San Francisco attorney David Bancroft, who led the anti-terrorism office for the U.S. attorney's office in San Francisco from 1971 to 1978, is convinced the BLA never left the Panthers.
"It was our sense, because of the kinds of cases we had, that the BLA was the military or paramilitary affiliate of the Black Panthers," said Bancroft, now in private practice.
"We'd get cases where (the BLA) would have significant amounts of guns, ammunition, explosives, passports, birth certificates and false identity material, and this permitted the Panthers to posture as a political or social movement while the paramilitary affiliate unabashedly did the dirty work."

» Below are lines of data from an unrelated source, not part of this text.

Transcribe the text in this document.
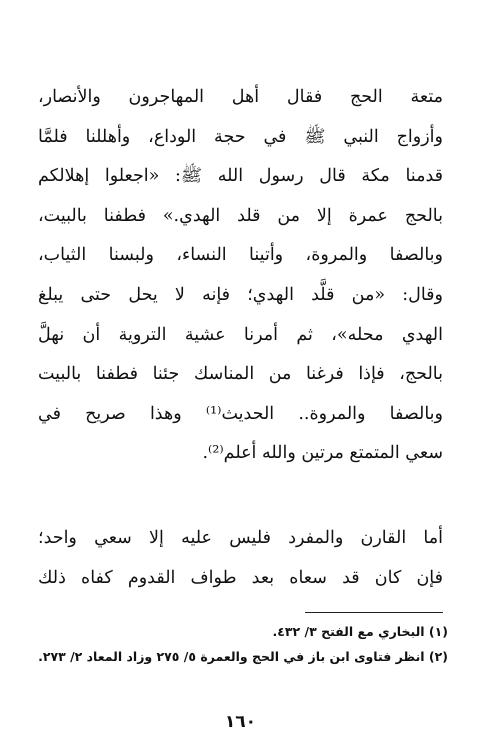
متعة الحج فقال أهل المهاجرون والأنصار،
وأزواج النبي ﷺ في حجة الوداع، وأهللنا فلمَّا
قدمنا مكة قال رسول الله ﷺ: «اجعلوا إهلالكم
بالحج عمرة إلا من قلد الهدي.» فطفنا بالبيت،
وبالصفا والمروة، وأتينا النساء، ولبسنا الثياب،
وقال: «من قلَّد الهدي؛ فإنه لا يحل حتى يبلغ
الهدي محله»، ثم أمرنا عشية التروية أن نهلَّ
بالحج، فإذا فرغنا من المناسك جئنا فطفنا بالبيت
وبالصفا والمروة.. الحديث⁽¹⁾ وهذا صريح في
سعي المتمتع مرتين والله أعلم⁽²⁾.
أما القارن والمفرد فليس عليه إلا سعي واحد؛
فإن كان قد سعاه بعد طواف القدوم كفاه ذلك
(١) البخاري مع الفتح ٣/ ٤٣٢.
(٢) انظر فتاوى ابن باز في الحج والعمرة ٥/ ٢٧٥ وزاد المعاد ٢/ ٢٧٣.
١٦٠
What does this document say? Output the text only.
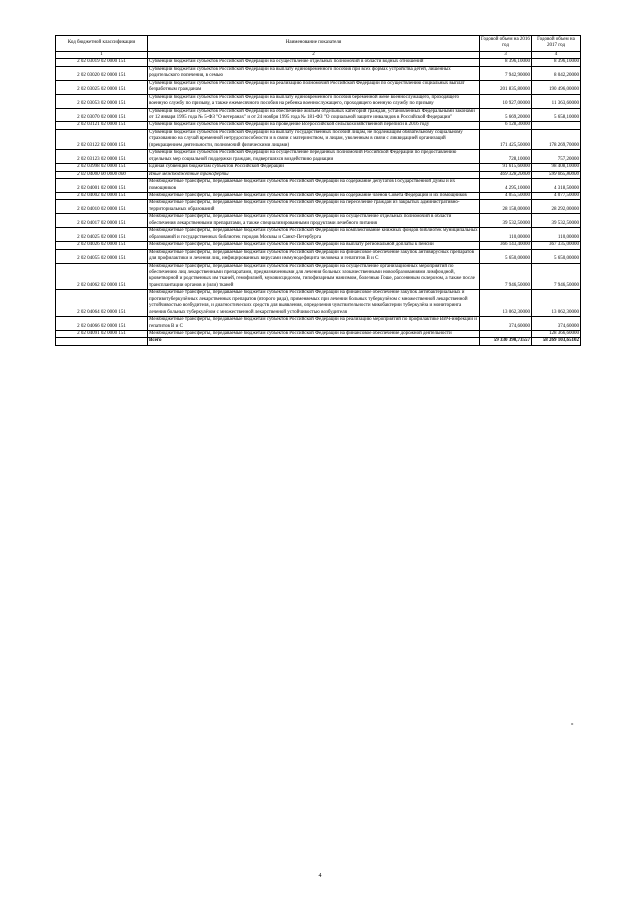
Код бюджетной классификации	Наименование показателя	Годовой объем на 2016 год	Годовой объем на 2017 год
1	2	3	4
2 02 03019 02 0000 151	Субвенции бюджетам субъектов Российской Федерации на осуществление отдельных полномочий в области водных отношений	8 396,10000	8 396,10000
2 02 03020 02 0000 151	Субвенции бюджетам субъектов Российской Федерации на выплату единовременного пособия при всех формах устройства детей, лишенных родительского попечения, в семью	7 942,90000	8 042,20000
2 02 03025 02 0000 151	Субвенции бюджетам субъектов Российской Федерации на реализацию полномочий Российской Федерации по осуществлению социальных выплат безработным гражданам	201 835,80000	190 496,00000
2 02 03053 02 0000 151	Субвенции бюджетам субъектов Российской Федерации на выплату единовременного пособия беременной жене военнослужащего, проходящего военную службу по призыву, а также ежемесячного пособия на ребенка военнослужащего, проходящего военную службу по призыву	10 927,00000	11 363,60000
2 02 03070 02 0000 151	Субвенции бюджетам субъектов Российской Федерации на обеспечение жильем отдельных категорий граждан, установленных Федеральными законами от 12 января 1995 года № 5-ФЗ "О ветеранах" и от 24 ноября 1995 года № 181-ФЗ "О социальной защите инвалидов в Российской Федерации"	5 669,20000	5 658,10000
2 02 03121 02 0000 151	Субвенции бюджетам субъектов Российской Федерации на проведение Всероссийской сельскохозяйственной переписи в 2016 году	6 128,30000	
2 02 03122 02 0000 151	Субвенции бюджетам субъектов Российской Федерации на выплату государственных пособий лицам, не подлежащим обязательному социальному страхованию на случай временной нетрудоспособности и в связи с материнством, и лицам, уволенным в связи с ликвидацией организаций (прекращением деятельности, полномочий физическими лицами)	171 425,50000	178 269,70000
2 02 03123 02 0000 151	Субвенции бюджетам субъектов Российской Федерации на осуществление переданных полномочий Российской Федерации по предоставлению отдельных мер социальной поддержки граждан, подвергшихся воздействию радиации	728,10000	757,20000
2 02 03998 02 0000 151	Единая субвенция бюджетам субъектов Российской Федерации	91 615,60000	98 408,10000
2 02 04000 00 0000 000	Иные межбюджетные трансферты	469 328,20000	599 065,80000
2 02 04001 02 0000 151	Межбюджетные трансферты, передаваемые бюджетам субъектов Российской Федерации на содержание депутатов Государственной Думы и их помощников	4 295,10000	4 318,50000
2 02 04002 02 0000 151	Межбюджетные трансферты, передаваемые бюджетам субъектов Российской Федерации на содержание членов Совета Федерации и их помощников	4 055,50000	4 077,50000
2 02 04010 02 0000 151	Межбюджетные трансферты, передаваемые бюджетам субъектов Российской Федерации на переселение граждан из закрытых административно-территориальных образований	28 158,00000	28 292,00000
2 02 04017 02 0000 151	Межбюджетные трансферты, передаваемые бюджетам субъектов Российской Федерации на осуществление отдельных полномочий в области обеспечения лекарственными препаратами, а также специализированными продуктами лечебного питания	39 532,50000	39 532,50000
2 02 04025 02 0000 151	Межбюджетные трансферты, передаваемые бюджетам субъектов Российской Федерации на комплектование книжных фондов библиотек муниципальных образований и государственных библиотек городов Москвы и Санкт-Петербурга	110,00000	110,00000
2 02 04026 02 0000 151	Межбюджетные трансферты, передаваемые бюджетам субъектов Российской Федерации на выплату региональной доплаты к пенсии	366 143,40000	367 335,00000
2 02 04055 02 0000 151	Межбюджетные трансферты, передаваемые бюджетам субъектов Российской Федерации на финансовое обеспечение закупок антивирусных препаратов для профилактики и лечения лиц, инфицированных вирусами иммунодефицита человека и гепатитов В и С	5 650,00000	5 650,00000
2 02 04062 02 0000 151	Межбюджетные трансферты, передаваемые бюджетам субъектов Российской Федерации на осуществление организационных мероприятий по обеспечению лиц лекарственными препаратами, предназначенными для лечения больных злокачественными новообразованиями лимфоидной, кроветворной и родственных им тканей, гемофилией, муковисцидозом, гипофизарным нанизмом, болезнью Гоше, рассеянным склерозом, а также после трансплантации органов и (или) тканей	7 946,50000	7 946,50000
2 02 04064 02 0000 151	Межбюджетные трансферты, передаваемые бюджетам субъектов Российской Федерации на финансовое обеспечение закупок антибактериальных и противотуберкулёзных лекарственных препаратов (второго ряда), применяемых при лечении больных туберкулёзом с множественной лекарственной устойчивостью возбудителя, и диагностических средств для выявления, определения чувствительности микобактерии туберкулёза и мониторинга лечения больных туберкулёзом с множественной лекарственной устойчивостью возбудителя	13 062,30000	13 062,30000
2 02 04066 02 0000 151	Межбюджетные трансферты, передаваемые бюджетам субъектов Российской Федерации на реализацию мероприятий по профилактике ВИЧ-инфекции и гепатитов В и С	374,60000	374,60000
2 02 04091 02 0000 151	Межбюджетные трансферты, передаваемые бюджетам субъектов Российской Федерации на финансовое обеспечение дорожной деятельности		128 366,60000
	Всего	59 330 390,73557	58 269 103,65102
»
4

Bancroft said the BLA was an important adversary because, as with modern terrorists, the government never knew what the next target might be.
"There was that awful sinking feeling of the indeterminacy of it all, and so much of the BLA was a way for people to rationalize their own criminal instincts. These were killers, robbers and arsonists," he said.
Others see the Black Liberation Army as an example of the larger turmoil then consuming the country: President John Kennedy's assassination (1963); the assassination of U.S. Sen. Robert Kennedy and Martin Luther King Jr. (1968); the Vietnam War; and ongoing racial turmoil that, despite passage of the Civil Rights Act of 1964, was eating up the country in flaming, caustic and frequently fatal demonstrations.
"The turn to violence, bombings and arson grows out of the frustration that the left felt, in particular after 1968, with the (Democratic National) convention and presidential politics," said Kirkpatrick Sale, 69, who wrote "SDS," a book about Students for a Democratic Society, one of the major anti-war groups of the 1960s.
In December 1969, when Black Panther leader Fred Hampton was shot to death by police in his Illinois apartment, it was one more spark for an already agitated bunch of young people.
"The reaction is: 'The pigs are killing us. Look at Fred Hampton!,' " Sale said. "It makes the establishment seem truly evil, that it will go to any attempt to put down protest."
Then in May 1970, four Kent State students in Ohio were fatally shot by the National Guard during a demonstration protesting the U.S. invasion of Cambodia.
"That gave a strong kick to the idea of violence and the rhetoric of revolution. Protest hadn't worked, now is the time to kick it up a notch," Sale said.
Mark Rudd, one of the SDS leaders, said Tuesday from his New Mexico home that the tenor of the times back then, was that "the U.S. government was murdering millions of people in Vietnam and was murdering black militants here. There was a war going on in this country. Mass riots in the streets, ghetto uprisings, the FBI targeting black militants. At some point, it seemed like kill or be killed. That was the tenor of the times."
Yet Jim Lassart, who spent more than 10 years as a San Francisco prosecutor, said there is another way to think of the BLA. If they were operating today, they would simply be branded as "classic domestic terrorists. They were just another set of killers," he said.